To sum all of that up much more succinctly, the lesson is basically that it is not God’s job to give suffering to those who can “take it” nor is it “His” job to fix the ensuing problems. After our aforementioned moment of silence, the pastor asked the question – “When you thought of whatever hardship you have gone through in the last few months or year, did you ask God to take it away or did you ask God TO ENABLE YOU OR TO HELP YOU TO TAKE THE CHALLENGE ON OR TO GIVE YOU THE STRENGTH TO GET THROUGH IT?” Although it doesn’t seem like a terribly profound question, it really is – and it is the one that we, as “spoonies,” or sufferers of chronic illnesses face regularly. This is especially true after years and years of suffering – we begin to feel justified in “expecting” our problems to disappear without our concerted effort BECAUSE THE WORLD OWES US SOMETHING. How often do I hear that articulated in a seemingly infinite variety of ways?

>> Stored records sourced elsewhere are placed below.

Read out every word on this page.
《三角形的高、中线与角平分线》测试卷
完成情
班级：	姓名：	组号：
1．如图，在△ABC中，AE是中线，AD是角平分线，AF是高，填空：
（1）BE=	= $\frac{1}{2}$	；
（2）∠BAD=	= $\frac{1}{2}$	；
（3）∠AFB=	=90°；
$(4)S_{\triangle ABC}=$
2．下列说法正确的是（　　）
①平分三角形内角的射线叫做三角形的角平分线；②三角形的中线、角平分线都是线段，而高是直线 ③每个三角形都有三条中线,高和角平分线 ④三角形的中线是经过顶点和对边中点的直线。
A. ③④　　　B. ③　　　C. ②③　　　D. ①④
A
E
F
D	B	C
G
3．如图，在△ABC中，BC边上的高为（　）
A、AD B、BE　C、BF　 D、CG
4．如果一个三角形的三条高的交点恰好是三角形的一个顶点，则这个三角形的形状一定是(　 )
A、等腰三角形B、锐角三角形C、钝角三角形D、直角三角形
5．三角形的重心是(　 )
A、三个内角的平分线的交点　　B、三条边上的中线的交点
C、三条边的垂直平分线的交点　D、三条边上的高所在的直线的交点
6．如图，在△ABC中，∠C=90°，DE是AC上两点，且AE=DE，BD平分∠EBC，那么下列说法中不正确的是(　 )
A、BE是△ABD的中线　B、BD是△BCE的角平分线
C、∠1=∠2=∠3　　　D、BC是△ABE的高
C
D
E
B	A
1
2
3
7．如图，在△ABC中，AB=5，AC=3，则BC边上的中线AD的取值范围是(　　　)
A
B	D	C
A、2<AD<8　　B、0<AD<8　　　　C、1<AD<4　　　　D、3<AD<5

The point in all of this is THAT WE DO HAVE A CHOICE. We can go down that path of perpetual self-victimization or we can realize the inductive fallacy in all of it, look to the future, and KNOW that through our own strength and determination we CAN and WILL find a “better place?” It is basically the distinction that exists between self-victimization / inaction (that “default state of failure,” the 0, the false) and DOING SOMETHING, even if it is just a change in thought, perception, or attitude (that “step forward” to “1,” the true, the ACTION that drives EVERYTHING). The pastor was essentially saying that “Faith” is not just “BELIEVING GOD WILL FIX OUR PROBLEMS” but BELIEVING THAT GOD (/ the Universe / whatever you want to put here) IS THERE AS A SOURCE OF SOLACE, AS A SOURCE OF ENABLING ALL OF US TO OVERCOME OUR CHALLENGES AND TO GAIN THE STRENGTH OR WHATEVER IT IS WE NEED THROUGH FAITH In other words …

FAITH IS NOT SUPPOSED TO BE A MEANS OF TESTING ONE’S BELIEF IN GOD (/ THE UNIVERSE, &C.); RATHER, FAITH IS GOD’S (/ &C.) WAY OF SHOWING HE BELIEVES IN YOU.


I found this to be an incredibly refreshing way to look at a “timeless” “problem” – a problem that regularly challenges those of us with severe health issues and one that far too frequently holds us hostage by our own free will.

And so, with all of that said, I leave YOU the questions – what have YOU suffered through in the past few months? Did YOU resort to cycling through the “stages of grief” in asking or begging for the problem / suffering just to be gone … or did you ACT in some way, moving from a state of “failure” to success? Did you learn something in the process? Have you allowed whatever “Higher Power” you believe in to ENABLE YOU TO GET THROUGH IT ALL? How would you define “Faith?” (In any terms, really!) And to boil it down to ONE simple question – did you ACCEPT whatever anathema(s) you have faced? *NOTE: The topic of acceptance is one that interests me very much and it is a subject I have written extensively about elsewhere – what I want to say here, briefly, is just that although it might seem superficially contradictory, acceptance IMPLIES ACTION; IGNORING THE PROBLEM IS NEITHER ACCEPTANCE NOR FAITH.* There are so many implications to this discussion in general – take it wherever it takes YOU.

Whatever you believe in and whatever you are dealing with, I do wish you all a very happy and healthy day (or night) wherever you are in the world. Please know my heart is ALWAYS with YOU.